Extracellular DNA is an adhesive component of staphylococcal biofilms. The aim of this study was to evaluate the antibiofilm activity of recombinant human DNase I (rhDNase) against Staphylococcus aureus and Staphylococcus epidermidis. Using a 96-well microtiter plate crystal-violet binding assay, we found that biofilm formation by S. aureus was efficiently inhibited by rhDNase at 1-4 μg l⁻¹, and preformed S. aureus biofilms were efficiently detached in 2 min by rhDNase at 1 mg l⁻¹. Pretreatment of S. aureus biofilms for 10 min with 10 mg l⁻¹ rhDNase increased their sensitivity to biocide killing by 4-5 log units. rhDNase at 10 mg l⁻¹ significantly inhibited biofilm formation by S. epidermidis in medium supplemented with sub-MICs of antibiotics. We also found that rhDNase significantly increased the survival of S. aureus-infected Caenorhabditis elegans nematodes treated with tobramycin compared with nematodes treated with tobramycin alone. We concluded that rhDNase exhibits potent antibiofilm and antimicrobial-sensitizing activities against S. aureus and S. epidermidis at clinically achievable concentrations. rhDNase, either alone or in combination with antimicrobial agents, may have applications in treating or preventing staphylococcal biofilm-related infections.

Figure 1

Inhibition (a) and detachment (b) of S. aureus biofilms by rhDNase in a 96-well microtiter plate crystal violet binding assay. (a) The indicated strains were cultured in TSB supplemented with increasing concentrations of rhDNase. Absorbance at 595 nm is proportional to biofilm biomass. (b) Biofilms were cultured for 18 h in unsupplemented TSB, rinsed with water, and then treated with rhDNase (1 mg l⁻¹) for increasing amounts of time.
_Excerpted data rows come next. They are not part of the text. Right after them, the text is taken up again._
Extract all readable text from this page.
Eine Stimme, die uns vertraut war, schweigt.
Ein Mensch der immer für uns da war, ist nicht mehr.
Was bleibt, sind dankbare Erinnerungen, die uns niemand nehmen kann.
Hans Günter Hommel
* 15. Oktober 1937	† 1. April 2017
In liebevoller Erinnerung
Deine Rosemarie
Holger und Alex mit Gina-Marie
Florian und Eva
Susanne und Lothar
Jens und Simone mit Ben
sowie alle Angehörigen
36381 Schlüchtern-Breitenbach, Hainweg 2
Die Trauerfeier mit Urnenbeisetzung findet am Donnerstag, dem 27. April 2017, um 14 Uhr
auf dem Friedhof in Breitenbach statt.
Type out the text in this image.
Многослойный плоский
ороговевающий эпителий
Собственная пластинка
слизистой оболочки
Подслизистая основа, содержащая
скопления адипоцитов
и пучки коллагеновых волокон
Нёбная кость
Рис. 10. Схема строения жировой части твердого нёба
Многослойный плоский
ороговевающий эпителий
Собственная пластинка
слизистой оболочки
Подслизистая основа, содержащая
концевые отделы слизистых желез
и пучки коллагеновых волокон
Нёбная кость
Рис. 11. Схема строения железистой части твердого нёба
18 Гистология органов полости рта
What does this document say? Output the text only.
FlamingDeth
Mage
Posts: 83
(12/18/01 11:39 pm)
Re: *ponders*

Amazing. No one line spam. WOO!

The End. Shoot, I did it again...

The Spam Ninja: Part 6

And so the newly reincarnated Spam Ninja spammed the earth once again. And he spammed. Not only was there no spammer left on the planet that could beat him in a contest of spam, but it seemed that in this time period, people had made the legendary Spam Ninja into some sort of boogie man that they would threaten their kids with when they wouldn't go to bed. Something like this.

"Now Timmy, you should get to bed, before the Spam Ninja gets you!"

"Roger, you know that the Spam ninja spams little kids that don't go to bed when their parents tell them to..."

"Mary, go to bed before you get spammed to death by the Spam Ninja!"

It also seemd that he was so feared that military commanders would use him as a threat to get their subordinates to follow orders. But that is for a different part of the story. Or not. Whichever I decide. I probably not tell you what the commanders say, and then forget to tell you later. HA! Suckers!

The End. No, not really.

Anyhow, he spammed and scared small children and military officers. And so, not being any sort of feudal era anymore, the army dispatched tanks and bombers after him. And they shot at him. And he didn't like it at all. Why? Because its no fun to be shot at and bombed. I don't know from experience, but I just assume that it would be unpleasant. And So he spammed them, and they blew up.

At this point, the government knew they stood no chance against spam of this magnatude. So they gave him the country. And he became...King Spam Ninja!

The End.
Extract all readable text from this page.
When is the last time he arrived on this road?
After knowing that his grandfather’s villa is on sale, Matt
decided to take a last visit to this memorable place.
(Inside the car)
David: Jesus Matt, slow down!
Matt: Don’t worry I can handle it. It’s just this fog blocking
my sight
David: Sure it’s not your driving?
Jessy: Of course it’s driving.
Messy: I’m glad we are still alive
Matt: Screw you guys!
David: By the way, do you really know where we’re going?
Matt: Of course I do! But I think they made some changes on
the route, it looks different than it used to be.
For panels (a) and (b), values represent the means for duplicate wells. Error bars were omitted for clarity.

Figure 2

Pre-treatment of S. aureus biofilms with rhDNase renders them sensitive to killing by topical biocides. S. aureus SH1000 biofilms grown in 96-well microtiter plates were treated with the indicated agent for 5 min. In some wells, biofilms were pre-treated with 10 mg l⁻¹ rhDNase for 10 min prior to the addition of the agent. Values show mean numbers of surviving CFU/well, and error bars indicate range.

Figure 3

Killing of the nematode C. elegans by S. aureus in the presence of tobramycin and rhDNase. The graph shows Kaplan-Meier survival curves of uninfected nematodes, nematodes infected with S. aureus KBI-11, and nematodes infected with S. aureus KBI-11 and cultured in the presence of 2.5 mg l⁻¹ rhDNase, 1.25 mg l⁻¹ tobramycin, or 2.5 mg l⁻¹ rhDNase plus 1.25 mg l⁻¹ tobramycin.

Figure 4

Inhibition of S. epidermidis biofilm formation by rhDNase and dispersin B in 96-well microtiter plates. S. epidermidis strain RP62A was cultured in the presence of 10 mg l⁻¹ rhDNase, 10 mg l⁻¹ dispersin B (DspB), or a combination of both enzymes at 10 mg l⁻¹ each. Some wells were further supplemented with 1.5 mg l⁻¹ vancomycin (2/3 × MIC), 0.02 mg l⁻¹ tigecycline (1/4 × MIC). After 16 h, biofilms were rinsed with water and quantitated by crystal violet staining as described in the legend to Figure 1. Values show mean absorbance values for duplicate wells, and error bars indicate range.